Le chef de cette colonie, un bleek très blink-blink, nous offrit la protection de notre colonie, contre une modeste participation à l’effort commun. Notre réunion fut interrompue par un messager annonçant la disparition de trois gomis.

Nous ne tardâmes pas à découvrir que ces gomis étaient des esclaves sans qualification. Nous fûmes invités à prendre part à la chasse visant à les retrouver. Leur hutte de paille et de boue avait été défoncée. Nous remontâmes leur piste jusqu’à une caverne où un vers des abysses nous attaqua. Nous en vînmes à bout après un combat bref mais musclé (auquel je ne participais pas, je sais me tenir à distance de telles bestioles). Nous en délogeâmes un deuxième et ce faisant, nous détruisîmes un mur encadré par deux statues maadim. Après avoir lancé le protocole adéquat, je compris que les écritures du lieu étaient une mise en garde. Nous venions de libérer par mégarde un esprit vengeur scellé ici depuis la nuit des temps par les sages maadims (enfin, comme l’a fait remarqué Aazim, ils auraient été vraiment sages, ils auraient écrit l’avertissement en plusieurs langues).

De retour à la colonie, nous tînmes notre langue sur l’incident. Au détour d’un couloir, je tombais sur Nolwak. Cet enfoiré était encore en vie. Nous eûmes une petite discussion sur le "bon vieux temps" et le protocole 357 avant qu’il ne disparaisse. J’appris plus tard qu’il s’agissait de son simulacre.
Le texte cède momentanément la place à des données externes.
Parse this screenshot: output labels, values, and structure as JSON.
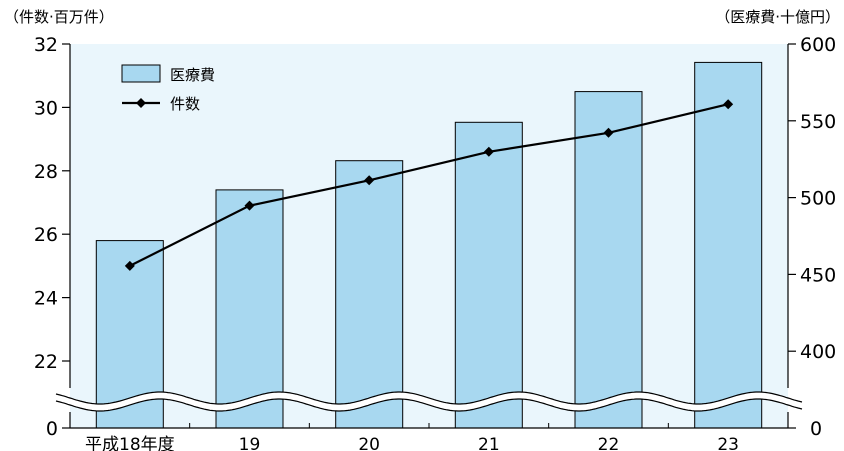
{
  "chart_data": {
    "type": "bar",
    "y_unit_left": "（件数·百万件）",
    "y_unit_right": "（医療費·十億円）",
    "categories": [
      "平成18年度",
      "19",
      "20",
      "21",
      "22",
      "23"
    ],
    "series": [
      {
        "name": "医療費",
        "type": "bar",
        "axis": "right",
        "values": [
          472,
          505,
          524,
          549,
          569,
          588
        ]
      },
      {
        "name": "件数",
        "type": "line",
        "axis": "left",
        "values": [
          25.0,
          26.9,
          27.7,
          28.6,
          29.2,
          30.1
        ]
      }
    ],
    "left_axis": {
      "ticks": [
        22,
        24,
        26,
        28,
        30,
        32
      ],
      "baseline_label": "0",
      "ylim": [
        0,
        32
      ],
      "axis_break": true
    },
    "right_axis": {
      "ticks": [
        400,
        450,
        500,
        550,
        600
      ],
      "baseline_label": "0",
      "ylim": [
        0,
        600
      ],
      "axis_break": true
    },
    "legend": {
      "placement": "top-left"
    },
    "grid": false,
    "colors": {
      "bar_fill": "#a8d8f0",
      "plot_background": "#eaf6fc",
      "line": "#000000"
    }
  }
}
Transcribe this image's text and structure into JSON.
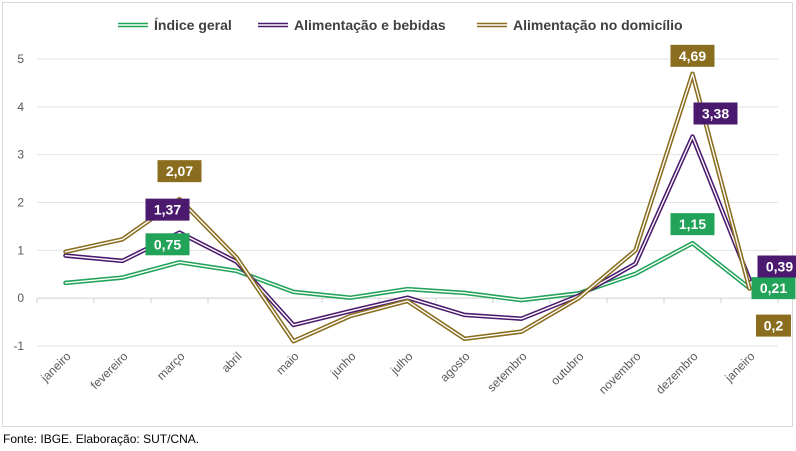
{
  "chart_data": {
    "type": "line",
    "title": "",
    "xlabel": "",
    "ylabel": "",
    "ylim": [
      -1,
      5
    ],
    "yticks": [
      "-1",
      "0",
      "1",
      "2",
      "3",
      "4",
      "5"
    ],
    "categories": [
      "janeiro",
      "fevereiro",
      "março",
      "abril",
      "maio",
      "junho",
      "julho",
      "agosto",
      "setembro",
      "outubro",
      "novembro",
      "dezembro",
      "janeiro"
    ],
    "legend_position": "top",
    "series": [
      {
        "name": "Índice geral",
        "color": "#22a35a",
        "values": [
          0.32,
          0.43,
          0.75,
          0.57,
          0.13,
          0.01,
          0.19,
          0.11,
          -0.04,
          0.1,
          0.51,
          1.15,
          0.21
        ],
        "labels": [
          {
            "index": 2,
            "text": "0,75"
          },
          {
            "index": 11,
            "text": "1,15"
          },
          {
            "index": 12,
            "text": "0,21"
          }
        ]
      },
      {
        "name": "Alimentação e bebidas",
        "color": "#4b1a6e",
        "values": [
          0.89,
          0.78,
          1.37,
          0.76,
          -0.56,
          -0.27,
          0.01,
          -0.35,
          -0.43,
          0.05,
          0.72,
          3.38,
          0.39
        ],
        "labels": [
          {
            "index": 2,
            "text": "1,37"
          },
          {
            "index": 11,
            "text": "3,38"
          },
          {
            "index": 12,
            "text": "0,39"
          }
        ]
      },
      {
        "name": "Alimentação no domicílio",
        "color": "#8a6d1e",
        "values": [
          0.97,
          1.23,
          2.07,
          0.85,
          -0.9,
          -0.37,
          -0.06,
          -0.85,
          -0.7,
          0.0,
          1.0,
          4.69,
          0.2
        ],
        "labels": [
          {
            "index": 2,
            "text": "2,07"
          },
          {
            "index": 11,
            "text": "4,69"
          },
          {
            "index": 12,
            "text": "0,2"
          }
        ]
      }
    ]
  },
  "footer": {
    "source": "Fonte: IBGE. Elaboração: SUT/CNA."
  }
}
Dans la nuit, nous fûmes en proies à d’horribles cauchemars. Et encore plus terrible, la tête de Nolwak au réveil. Mais ses informations furent utiles. La colonie abritait les restes du protocole 357 et plus important que tout, le tube. Nolwak avait raison, il fallait que j’atteigne le labo central et réactive le protocole. Si je ne me plantais pas, tout ce bordel pourrait être réparé et tout redeviendrait comme avant. Le seul avantage, si ça ne marchait pas, je ne serais plus là pour me faire engueuler.

Au matin, plusieurs membres de la colonie avaient été assassinés de façon très spectaculaire. Pas bêtes, nous vendons nos informations contre des denrées rarissimes, dont un bras mécanique furien pour Karag. Néanmoins, le chef ne voulut pas me laisser l’accès au laboratoire et au tube…

Nous nous sommes proposés pour régler leur problème, si cela fonctionne, je pourrais avoir accès au protocole, ce qui règlerait pas mal de choses. Pour le moment nous allons vers un village maadim passablement abandonné à bord d’un arachnopode gentiment prêté par nos hôtes. L’heure approche et je revois mes calculs, ça serait dommage de faire une erreur dans l’activation du protocole."